Heba Attia Moussa remembers growing up hearing Umm Kulthum as the soundtrack to her life in Egypt and not paying much attention to her until she reached her twenties. “Many people don’t like her until they experience their first serious heartbreak,” she laughs. She is making an important point that is echoed by several other interviewees: the experience of appreciating and really hearing Umm Kulthum seems to be related to the experience of falling in love.

Anecdotally, if a young person realizes that they suddenly appreciate Umm Kulthum’s music when they never before understood the hype, elders will know they have fallen for someone. El Rafie’s favorite Umm Kulthum song, “Gholobt Asaleh Fe Rohy,” was released in 1948, the year she got married.

“Listening to a song that goes on for an hour, with its ups and downs of the same theme, gives you the opportunity to feel it all,” explains Moussa. “It’s not like modern songs where you have four minutes and then move on to another song with another feeling.”
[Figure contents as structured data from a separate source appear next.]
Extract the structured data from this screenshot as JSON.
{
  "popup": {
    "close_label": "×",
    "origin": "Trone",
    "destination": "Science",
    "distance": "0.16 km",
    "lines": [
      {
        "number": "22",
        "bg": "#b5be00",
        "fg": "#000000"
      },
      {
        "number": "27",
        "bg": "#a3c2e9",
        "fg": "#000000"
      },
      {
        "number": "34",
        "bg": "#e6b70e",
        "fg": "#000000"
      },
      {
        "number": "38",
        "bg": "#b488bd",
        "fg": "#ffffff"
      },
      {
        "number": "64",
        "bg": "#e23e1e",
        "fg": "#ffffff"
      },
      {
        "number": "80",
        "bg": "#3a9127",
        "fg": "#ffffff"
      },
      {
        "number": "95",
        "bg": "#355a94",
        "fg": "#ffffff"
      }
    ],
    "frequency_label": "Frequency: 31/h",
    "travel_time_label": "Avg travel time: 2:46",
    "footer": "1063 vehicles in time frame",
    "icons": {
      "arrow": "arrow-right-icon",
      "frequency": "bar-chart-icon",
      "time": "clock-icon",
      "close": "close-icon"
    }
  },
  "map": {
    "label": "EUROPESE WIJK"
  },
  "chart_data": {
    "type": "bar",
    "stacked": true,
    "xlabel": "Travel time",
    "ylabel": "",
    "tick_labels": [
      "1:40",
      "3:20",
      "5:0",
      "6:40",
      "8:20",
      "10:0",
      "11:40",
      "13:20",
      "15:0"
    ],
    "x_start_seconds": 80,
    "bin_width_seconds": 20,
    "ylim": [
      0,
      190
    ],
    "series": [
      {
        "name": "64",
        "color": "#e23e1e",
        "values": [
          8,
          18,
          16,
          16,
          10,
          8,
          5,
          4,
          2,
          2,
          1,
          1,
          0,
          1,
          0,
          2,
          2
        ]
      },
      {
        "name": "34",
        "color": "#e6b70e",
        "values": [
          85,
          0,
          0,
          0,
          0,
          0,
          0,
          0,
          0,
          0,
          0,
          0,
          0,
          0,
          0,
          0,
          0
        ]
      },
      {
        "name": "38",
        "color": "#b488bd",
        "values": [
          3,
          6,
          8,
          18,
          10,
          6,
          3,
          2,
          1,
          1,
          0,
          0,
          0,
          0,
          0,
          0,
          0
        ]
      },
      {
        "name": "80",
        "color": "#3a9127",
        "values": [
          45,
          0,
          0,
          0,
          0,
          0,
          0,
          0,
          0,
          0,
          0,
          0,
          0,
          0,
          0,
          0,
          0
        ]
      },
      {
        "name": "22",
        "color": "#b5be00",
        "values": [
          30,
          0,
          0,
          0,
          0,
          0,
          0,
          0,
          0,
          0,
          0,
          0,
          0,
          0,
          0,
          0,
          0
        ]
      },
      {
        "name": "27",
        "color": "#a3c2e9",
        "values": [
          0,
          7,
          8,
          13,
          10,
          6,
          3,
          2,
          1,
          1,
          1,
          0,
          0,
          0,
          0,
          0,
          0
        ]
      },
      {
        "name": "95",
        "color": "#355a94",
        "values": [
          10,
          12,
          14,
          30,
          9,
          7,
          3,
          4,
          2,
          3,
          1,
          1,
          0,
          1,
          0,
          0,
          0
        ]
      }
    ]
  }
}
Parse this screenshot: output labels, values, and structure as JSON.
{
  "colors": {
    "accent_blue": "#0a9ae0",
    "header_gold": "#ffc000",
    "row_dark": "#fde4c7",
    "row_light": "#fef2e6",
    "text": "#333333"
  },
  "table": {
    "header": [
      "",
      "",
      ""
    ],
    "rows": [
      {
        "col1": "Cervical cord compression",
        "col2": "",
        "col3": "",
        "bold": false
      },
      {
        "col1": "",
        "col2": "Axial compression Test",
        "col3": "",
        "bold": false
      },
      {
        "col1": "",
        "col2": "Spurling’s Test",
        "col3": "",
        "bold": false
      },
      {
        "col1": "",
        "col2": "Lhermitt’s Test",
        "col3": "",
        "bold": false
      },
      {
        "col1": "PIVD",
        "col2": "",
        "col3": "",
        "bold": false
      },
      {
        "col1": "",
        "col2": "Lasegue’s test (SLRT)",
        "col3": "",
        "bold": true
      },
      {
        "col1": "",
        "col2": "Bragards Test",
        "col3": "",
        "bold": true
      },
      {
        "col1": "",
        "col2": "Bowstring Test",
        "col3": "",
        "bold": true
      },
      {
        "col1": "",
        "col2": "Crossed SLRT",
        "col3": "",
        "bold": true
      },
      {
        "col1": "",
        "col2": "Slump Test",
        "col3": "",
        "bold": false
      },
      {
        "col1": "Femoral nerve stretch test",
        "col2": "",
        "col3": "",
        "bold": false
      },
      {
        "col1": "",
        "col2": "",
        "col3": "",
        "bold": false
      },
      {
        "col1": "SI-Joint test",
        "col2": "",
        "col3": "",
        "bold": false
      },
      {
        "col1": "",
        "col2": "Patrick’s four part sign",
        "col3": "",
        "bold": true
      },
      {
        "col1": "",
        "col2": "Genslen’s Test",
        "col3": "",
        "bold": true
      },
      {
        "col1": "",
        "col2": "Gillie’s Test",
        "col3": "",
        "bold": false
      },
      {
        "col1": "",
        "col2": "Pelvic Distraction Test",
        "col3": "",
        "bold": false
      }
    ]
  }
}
Moussa compares Umm Kulthum’s songs to reading a novel or having a good conversation. She will choose a Cairene coffee shop that plays Umm Kulthum over other coffee shops, knowing that everyone is relating to the same feelings of agony or love as they hear people shout her name in the old recordings from the 1950s.

“She gives me strength. She’s very stable on that stage and carries hurt with stoicism,” says Moussa. “She was there across different generations, eras and turbulence. She keeps coming back, and everyone looks to her for strength.”